Anna Urman has an unusual background for a candidate running for office in Northern Virginia.
Urman, 38, who is campaigning for the Virginia House of Delegates in the 43rd District in southeastern Fairfax County, is an immigrant, Jewish and a Republican. She was born in what is now Belarus to musician parents, who moved the family to what is now Lithuania before Urman started elementary school. They fled what was then the Soviet Union in 1988 and settled in Brooklyn, N.Y.
Urman applied for citizenship as soon as she turned 18 and became a citizen at 21.
“Because you weren’t able to practice Judaism, we were raised pretty much atheist,” she said. “My grandparents kept hush-hush about their religion.”
The Hebrew Immigrant Aid Society (HIAS) helped her family immigrate to the United States and enrolled Urman in a yeshiva for sixth and seventh grade, where she was introduced to Jewish practices.
“It was completely foreign territory. Coming from a school where the notion of a divinity, the notion of God, was laughed at, literally, in the classroom to being able to be exposed to the traditions and the culture and history and religion of [Judaism] was a completely different world,” she said.
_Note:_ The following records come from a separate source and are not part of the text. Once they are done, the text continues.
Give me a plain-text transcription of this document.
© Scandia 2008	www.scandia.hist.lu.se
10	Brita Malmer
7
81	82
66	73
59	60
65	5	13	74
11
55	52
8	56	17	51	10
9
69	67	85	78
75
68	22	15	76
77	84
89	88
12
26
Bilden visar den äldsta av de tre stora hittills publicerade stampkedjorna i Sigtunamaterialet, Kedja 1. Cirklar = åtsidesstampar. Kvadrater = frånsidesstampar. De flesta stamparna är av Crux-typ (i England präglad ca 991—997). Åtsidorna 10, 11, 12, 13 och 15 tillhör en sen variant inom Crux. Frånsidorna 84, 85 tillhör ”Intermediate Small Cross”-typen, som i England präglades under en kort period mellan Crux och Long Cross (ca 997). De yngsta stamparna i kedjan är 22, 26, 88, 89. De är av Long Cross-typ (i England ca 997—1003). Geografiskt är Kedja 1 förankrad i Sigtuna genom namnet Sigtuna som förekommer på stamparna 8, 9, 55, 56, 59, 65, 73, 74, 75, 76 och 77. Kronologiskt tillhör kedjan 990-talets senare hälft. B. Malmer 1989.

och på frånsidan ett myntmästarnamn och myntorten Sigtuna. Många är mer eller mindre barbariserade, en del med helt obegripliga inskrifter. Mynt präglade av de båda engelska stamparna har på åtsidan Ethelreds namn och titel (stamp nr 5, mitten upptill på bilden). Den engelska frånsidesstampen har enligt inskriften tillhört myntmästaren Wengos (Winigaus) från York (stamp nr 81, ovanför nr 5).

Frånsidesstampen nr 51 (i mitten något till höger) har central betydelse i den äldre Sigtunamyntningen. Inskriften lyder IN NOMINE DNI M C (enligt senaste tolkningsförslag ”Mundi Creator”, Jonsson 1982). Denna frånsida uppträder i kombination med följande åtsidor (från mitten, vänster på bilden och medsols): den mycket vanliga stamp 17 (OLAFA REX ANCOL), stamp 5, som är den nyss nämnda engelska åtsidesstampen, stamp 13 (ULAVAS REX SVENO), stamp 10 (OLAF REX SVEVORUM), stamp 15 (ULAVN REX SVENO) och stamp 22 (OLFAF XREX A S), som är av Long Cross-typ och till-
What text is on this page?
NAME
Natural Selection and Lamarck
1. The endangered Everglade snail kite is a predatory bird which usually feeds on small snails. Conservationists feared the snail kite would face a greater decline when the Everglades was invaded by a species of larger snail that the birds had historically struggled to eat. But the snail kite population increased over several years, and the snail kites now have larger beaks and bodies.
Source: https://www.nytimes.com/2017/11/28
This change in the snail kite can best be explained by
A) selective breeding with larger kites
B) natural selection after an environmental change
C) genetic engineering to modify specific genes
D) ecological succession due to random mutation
In 1999 she moved to the Washington area to attend Georgetown University Law School, locating to Northern Virginia a year later, where she has been living ever since. Urman lives in Alexandria with her husband, two children and two dogs. She is the director of Virginia Procurement Technical Assistance Program at George Mason University and the president of Tactical Insight, advising clients on procurement strategies.
She says she still struggles with Judaism because she was raised essentially as an atheist. Urman says she does keep many Jewish traditions alive for her children.
“I do the major holidays and share the stories with them. But, it still feels like I am Jewish almost in a negative sense. My family has suffered because [of being] Jewish,” she said. “I haven’t been able to fully exercise it — because I almost don’t know how to be part of that community because I wasn’t raised in it.
“The Russian Jewish community is vastly different from the mainstream American Jewish community,” she continued. “You’re together because of what you suffered as opposed to what you’re aspiring to.”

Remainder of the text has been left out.